De nouvelles conventions en négociation

L’impact des grèves pourrait cependant faire évoluer l’attitude des entreprises. C’est en tout cas la conviction de la fédération F3C (communication, culture et conseil) de la CFDT. Les organisations représentatives des salariés et des employeurs ont en effet engagé une négociation pour établir des conventions collectives nationales de la télédiffusion et de la radiodiffusion. Lancé dans le cadre de la restructuration des branches professionnelles, dont le nombre est passé de 700 à 200 entre 2015 et 2019, ce nouveau texte doit remplacer les conventions existantes dont sont exclus, côté radio, RTL, Europe1, Sud Radio, Radio France ou encore RFI, et, côté télévision, les chaînes publiques, TF1, M6 et Canal+. Début janvier, la F3C a demandé par écrit aux représentants des employeurs que soit ouvert durant les négociations un chapitre traitant du télétravail. S’il reconnaît qu’une convention collective « ne peut poser de cadre rigide car chaque entreprise a ses spécificités », Christophe Pauly, secrétaire national de la F3C, entend « proposer une trame qui facilite l’engagement des négociations au niveau de l’entreprise ». De quoi, selon lui, « balayer les idées reçues et sortir du blocage culturel ». Le chemin risque d’être encore long : pour l’heure, selon les statistiques du ministère du Travail, 7 % des salariés seulement peuvent être considérés comme des télétravailleurs.

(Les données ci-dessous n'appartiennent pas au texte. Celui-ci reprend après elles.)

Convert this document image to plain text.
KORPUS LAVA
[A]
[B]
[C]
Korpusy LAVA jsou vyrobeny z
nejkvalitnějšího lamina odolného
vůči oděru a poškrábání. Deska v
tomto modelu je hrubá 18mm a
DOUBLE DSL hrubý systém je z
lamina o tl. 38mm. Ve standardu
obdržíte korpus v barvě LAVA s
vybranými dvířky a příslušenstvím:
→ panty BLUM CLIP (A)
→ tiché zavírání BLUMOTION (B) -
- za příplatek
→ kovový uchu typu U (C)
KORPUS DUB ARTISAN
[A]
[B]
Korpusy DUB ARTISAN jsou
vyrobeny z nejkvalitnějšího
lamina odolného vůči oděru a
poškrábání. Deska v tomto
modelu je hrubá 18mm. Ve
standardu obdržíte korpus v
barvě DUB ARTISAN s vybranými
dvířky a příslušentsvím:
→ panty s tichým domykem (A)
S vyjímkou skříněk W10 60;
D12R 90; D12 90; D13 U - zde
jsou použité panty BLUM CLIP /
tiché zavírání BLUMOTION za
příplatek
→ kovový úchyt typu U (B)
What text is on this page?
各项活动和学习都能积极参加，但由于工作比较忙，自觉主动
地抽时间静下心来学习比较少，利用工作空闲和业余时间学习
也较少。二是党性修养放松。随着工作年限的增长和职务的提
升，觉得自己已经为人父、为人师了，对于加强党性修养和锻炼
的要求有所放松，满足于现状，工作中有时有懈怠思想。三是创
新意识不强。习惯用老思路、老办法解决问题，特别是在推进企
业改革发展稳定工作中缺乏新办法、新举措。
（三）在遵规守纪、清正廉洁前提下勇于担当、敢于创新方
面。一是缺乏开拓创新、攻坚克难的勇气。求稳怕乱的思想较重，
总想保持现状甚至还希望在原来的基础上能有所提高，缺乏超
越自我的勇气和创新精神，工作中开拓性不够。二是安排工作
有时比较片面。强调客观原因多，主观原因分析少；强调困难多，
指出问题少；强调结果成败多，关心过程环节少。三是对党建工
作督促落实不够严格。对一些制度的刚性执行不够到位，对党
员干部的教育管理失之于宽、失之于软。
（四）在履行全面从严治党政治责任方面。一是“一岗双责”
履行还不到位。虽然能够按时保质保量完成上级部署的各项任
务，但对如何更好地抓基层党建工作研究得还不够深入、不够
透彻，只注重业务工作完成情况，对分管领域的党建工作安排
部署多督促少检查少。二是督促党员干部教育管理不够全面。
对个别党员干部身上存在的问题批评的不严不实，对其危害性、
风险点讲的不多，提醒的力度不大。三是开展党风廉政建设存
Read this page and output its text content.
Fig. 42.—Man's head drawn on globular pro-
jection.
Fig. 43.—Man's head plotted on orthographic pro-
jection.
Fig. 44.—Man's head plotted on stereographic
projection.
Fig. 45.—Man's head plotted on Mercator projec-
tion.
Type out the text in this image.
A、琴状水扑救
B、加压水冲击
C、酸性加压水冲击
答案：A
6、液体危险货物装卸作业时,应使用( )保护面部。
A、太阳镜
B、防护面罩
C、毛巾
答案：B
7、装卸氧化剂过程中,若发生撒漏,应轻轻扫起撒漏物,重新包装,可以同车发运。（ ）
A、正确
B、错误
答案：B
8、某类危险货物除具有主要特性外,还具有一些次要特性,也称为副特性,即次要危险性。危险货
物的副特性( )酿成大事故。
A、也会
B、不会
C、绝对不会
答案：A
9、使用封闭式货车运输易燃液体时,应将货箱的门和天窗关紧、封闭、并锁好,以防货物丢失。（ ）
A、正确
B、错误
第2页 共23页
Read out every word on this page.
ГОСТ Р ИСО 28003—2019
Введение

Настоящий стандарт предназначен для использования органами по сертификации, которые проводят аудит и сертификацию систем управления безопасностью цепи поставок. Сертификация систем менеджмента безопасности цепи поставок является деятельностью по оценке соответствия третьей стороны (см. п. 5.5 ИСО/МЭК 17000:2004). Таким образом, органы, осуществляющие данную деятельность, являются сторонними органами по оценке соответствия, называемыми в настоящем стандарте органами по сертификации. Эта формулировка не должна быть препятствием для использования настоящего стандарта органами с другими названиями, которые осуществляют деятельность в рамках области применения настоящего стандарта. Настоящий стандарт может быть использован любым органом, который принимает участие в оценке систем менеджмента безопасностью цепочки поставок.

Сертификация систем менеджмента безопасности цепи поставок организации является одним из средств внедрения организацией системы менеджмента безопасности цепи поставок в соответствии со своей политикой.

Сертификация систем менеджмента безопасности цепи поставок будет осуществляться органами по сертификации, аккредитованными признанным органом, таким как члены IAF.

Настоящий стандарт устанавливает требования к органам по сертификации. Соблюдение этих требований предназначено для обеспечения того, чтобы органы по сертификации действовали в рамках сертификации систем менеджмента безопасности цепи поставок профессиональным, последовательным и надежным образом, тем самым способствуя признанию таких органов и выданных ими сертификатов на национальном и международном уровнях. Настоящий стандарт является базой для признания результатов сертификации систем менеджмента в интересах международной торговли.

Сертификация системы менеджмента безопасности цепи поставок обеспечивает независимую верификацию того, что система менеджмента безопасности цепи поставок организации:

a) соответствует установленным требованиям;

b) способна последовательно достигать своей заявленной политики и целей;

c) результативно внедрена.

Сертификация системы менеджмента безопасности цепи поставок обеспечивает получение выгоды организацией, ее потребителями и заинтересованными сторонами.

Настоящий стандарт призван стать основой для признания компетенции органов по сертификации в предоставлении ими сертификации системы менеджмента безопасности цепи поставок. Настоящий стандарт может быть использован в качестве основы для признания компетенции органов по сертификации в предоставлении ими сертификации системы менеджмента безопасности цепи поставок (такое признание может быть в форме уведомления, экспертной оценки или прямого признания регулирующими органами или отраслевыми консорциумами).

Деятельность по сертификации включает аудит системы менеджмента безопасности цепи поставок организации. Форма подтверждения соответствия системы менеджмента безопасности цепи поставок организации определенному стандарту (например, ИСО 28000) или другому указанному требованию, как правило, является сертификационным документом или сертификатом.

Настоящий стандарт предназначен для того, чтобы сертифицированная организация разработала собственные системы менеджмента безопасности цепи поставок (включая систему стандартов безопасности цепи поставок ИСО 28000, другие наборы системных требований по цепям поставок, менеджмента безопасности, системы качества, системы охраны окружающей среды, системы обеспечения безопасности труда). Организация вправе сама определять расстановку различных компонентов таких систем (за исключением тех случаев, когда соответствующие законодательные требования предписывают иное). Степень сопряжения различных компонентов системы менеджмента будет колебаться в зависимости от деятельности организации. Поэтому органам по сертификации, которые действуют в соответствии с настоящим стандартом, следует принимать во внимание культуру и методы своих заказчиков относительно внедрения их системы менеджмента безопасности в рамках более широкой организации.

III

TROIS QUESTIONS À… Daniel Ollivier, directeur associé de Thera Conseil et auteur de Manager le travail à distance et le télétravail

Comment mettre en place le télétravail ?

Il s’insère dans une démarche de conduite du changement. Dans une première phase, il faut préparer les esprits, faire comprendre ce qui va changer et favoriser une appropriation avec la rencontre d’acteurs expérimentés. La deuxième phase porte sur la formation des managers. Il faut leur montrer qu’il y a d’autres manières de manager, qu’ils doivent déléguer, planifier, anticiper autrement. Le télétravail rend d’autant plus importante la formation du manager. Il faudra qu’il soit plus clair et qu’il connaisse mieux chaque collaborateur et son mode de fonctionnement. Dans un groupe réuni dans un espace commun, la régulation des difficultés est plus simple. Dans un système de télétravail, l’un des rôles clefs du manager sera de faire continuer à vivre les échanges et de faire vivre des binômes comme il en existe souvent dans les équipes en entreprise. Même en télétravail, il faudra conserver une dimension collective car si tout passe par le manager, il sera débordé.

L’évaluation à distance est-elle possible ?

Le télétravail repose la question de l’évaluation, à la fois personnelle et collective, mais c’est une dimension qui a été mise en retrait dans le monde de l’entreprise sans télétravail. L’individualisation de la performance a réduit la solidarité et l’entraide ; or elle sera d’autant plus nécessaire avec le télétravail. Il faut revoir les systèmes d’évaluation pour mieux prendre en compte la dimension collective. Si l’évaluation n’est utilisée que pour porter des jugements sur les personnes, on va dans le mur avec les nouvelles générations.